De acordo com Roberaldo, esta é uma oportunidade importante para aprenderem sobre a educação patrimonial. “A ideia é que eles sejam multiplicadores da relevância que é preservar esses documentos, que contam histórias de épocas da comunidade de Cachoeira, da Bahia, do Brasil e também do mundo”, afirma.
Dentre as peças musicais mais antigas do acervo, entre os séculos XIX e XX, existem arranjos criados de obras originais de países como Itália, França e Estados Unidos. Outra atividade do projeto será a criação de um site institucional para difundir o acervo da Minerva Cachoeirana, que também conta com composições de bandas militares e inéditas.
A previsão para concluir todas as etapas do trabalho é até dezembro deste ano. Para os colaboradores, a Filarmônica faz parte do cotidiano do interior.
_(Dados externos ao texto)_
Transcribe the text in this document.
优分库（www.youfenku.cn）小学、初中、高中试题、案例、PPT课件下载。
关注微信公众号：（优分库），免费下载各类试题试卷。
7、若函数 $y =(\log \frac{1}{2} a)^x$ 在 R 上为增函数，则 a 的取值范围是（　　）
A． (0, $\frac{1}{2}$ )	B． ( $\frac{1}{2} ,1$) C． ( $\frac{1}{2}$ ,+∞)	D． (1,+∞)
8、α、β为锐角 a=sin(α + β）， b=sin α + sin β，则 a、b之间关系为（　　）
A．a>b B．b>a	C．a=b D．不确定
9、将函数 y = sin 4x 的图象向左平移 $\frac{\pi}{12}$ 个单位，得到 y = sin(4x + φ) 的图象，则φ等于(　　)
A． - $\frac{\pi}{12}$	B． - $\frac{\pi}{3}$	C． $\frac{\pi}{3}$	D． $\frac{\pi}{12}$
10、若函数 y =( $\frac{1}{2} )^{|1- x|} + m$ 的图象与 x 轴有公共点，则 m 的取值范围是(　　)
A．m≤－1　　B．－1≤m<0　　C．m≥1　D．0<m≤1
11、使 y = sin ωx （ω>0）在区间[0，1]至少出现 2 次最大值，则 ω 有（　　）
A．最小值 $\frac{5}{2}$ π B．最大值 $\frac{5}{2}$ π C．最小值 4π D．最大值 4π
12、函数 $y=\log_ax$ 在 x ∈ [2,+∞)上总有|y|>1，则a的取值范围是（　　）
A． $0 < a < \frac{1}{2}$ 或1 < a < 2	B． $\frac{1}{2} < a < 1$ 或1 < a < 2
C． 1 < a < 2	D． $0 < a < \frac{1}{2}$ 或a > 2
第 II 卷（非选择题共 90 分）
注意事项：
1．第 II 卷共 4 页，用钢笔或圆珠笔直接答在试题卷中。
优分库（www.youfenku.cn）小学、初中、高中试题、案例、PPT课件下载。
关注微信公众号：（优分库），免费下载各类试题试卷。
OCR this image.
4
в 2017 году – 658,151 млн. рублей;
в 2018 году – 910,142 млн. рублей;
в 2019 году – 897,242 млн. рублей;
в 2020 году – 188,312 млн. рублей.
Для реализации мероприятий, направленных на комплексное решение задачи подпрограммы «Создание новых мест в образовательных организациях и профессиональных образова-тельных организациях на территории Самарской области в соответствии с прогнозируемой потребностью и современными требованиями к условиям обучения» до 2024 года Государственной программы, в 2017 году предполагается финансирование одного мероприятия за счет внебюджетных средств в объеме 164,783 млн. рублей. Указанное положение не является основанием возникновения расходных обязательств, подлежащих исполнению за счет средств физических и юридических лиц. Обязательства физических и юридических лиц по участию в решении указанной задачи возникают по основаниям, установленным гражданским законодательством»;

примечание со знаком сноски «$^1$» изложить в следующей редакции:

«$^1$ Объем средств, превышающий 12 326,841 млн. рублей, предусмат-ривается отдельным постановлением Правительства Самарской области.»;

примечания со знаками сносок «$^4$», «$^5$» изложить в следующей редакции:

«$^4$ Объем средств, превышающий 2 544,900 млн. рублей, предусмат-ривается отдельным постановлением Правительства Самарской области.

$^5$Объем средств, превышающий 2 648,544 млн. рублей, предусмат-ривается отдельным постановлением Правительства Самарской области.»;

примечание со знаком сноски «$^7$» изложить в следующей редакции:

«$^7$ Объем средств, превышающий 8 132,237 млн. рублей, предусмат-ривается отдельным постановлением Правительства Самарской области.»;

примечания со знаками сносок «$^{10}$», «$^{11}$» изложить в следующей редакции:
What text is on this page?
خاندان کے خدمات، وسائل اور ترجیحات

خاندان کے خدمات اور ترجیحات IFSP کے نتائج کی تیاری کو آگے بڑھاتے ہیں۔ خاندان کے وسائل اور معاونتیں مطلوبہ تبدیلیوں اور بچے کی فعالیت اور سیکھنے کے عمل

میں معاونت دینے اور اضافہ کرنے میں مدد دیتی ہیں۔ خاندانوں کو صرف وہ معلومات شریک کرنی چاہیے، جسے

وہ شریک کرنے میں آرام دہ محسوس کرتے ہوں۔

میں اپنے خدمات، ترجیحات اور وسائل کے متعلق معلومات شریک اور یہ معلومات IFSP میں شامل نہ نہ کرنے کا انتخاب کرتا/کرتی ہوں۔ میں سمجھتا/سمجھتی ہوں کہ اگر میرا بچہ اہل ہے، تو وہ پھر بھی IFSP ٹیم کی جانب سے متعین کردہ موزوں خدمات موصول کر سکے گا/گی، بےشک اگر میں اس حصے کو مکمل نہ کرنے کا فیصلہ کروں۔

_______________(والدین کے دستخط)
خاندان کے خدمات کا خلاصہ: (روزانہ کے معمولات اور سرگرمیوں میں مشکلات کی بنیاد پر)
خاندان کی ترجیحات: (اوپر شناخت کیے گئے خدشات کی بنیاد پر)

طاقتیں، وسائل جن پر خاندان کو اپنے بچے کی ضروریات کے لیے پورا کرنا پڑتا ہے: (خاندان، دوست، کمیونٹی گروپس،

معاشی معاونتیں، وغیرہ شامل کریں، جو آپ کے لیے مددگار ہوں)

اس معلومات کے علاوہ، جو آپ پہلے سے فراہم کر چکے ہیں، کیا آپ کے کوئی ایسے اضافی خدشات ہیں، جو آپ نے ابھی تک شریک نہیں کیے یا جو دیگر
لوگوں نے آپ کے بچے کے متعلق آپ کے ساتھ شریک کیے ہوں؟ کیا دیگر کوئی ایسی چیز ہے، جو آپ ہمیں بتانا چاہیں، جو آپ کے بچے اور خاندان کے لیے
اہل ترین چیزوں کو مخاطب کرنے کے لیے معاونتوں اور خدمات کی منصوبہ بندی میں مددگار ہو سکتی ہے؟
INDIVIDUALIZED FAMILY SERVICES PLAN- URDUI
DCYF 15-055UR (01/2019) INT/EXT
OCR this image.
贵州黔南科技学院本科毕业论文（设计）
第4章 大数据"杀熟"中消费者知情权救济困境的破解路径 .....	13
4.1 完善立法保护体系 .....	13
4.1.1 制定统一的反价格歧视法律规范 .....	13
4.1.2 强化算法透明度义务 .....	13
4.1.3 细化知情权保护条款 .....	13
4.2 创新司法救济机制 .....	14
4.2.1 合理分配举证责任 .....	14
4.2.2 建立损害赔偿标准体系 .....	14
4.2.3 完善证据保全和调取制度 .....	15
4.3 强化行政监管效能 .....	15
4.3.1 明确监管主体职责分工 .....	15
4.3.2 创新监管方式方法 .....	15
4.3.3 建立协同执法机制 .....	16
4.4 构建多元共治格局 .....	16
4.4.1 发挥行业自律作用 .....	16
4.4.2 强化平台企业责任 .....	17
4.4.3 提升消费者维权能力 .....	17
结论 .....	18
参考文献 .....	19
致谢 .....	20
A partir da música, a Sociedade Lítero Musical Minerva Cachoeirana participa de concertos, cerimônias religiosas e cívicas em todo o estado baiano, como os cortejos da Independência do Brasil no dois de julho em Salvador e em 25 de junho, na própria Cachoeira.
Além disso, a instituição mantém a tradição de formar músicos pela Escola de Música Alcides dos Santos, que oferece gratuitamente aulas teóricas e práticas para dezenas de adolescentes e jovens.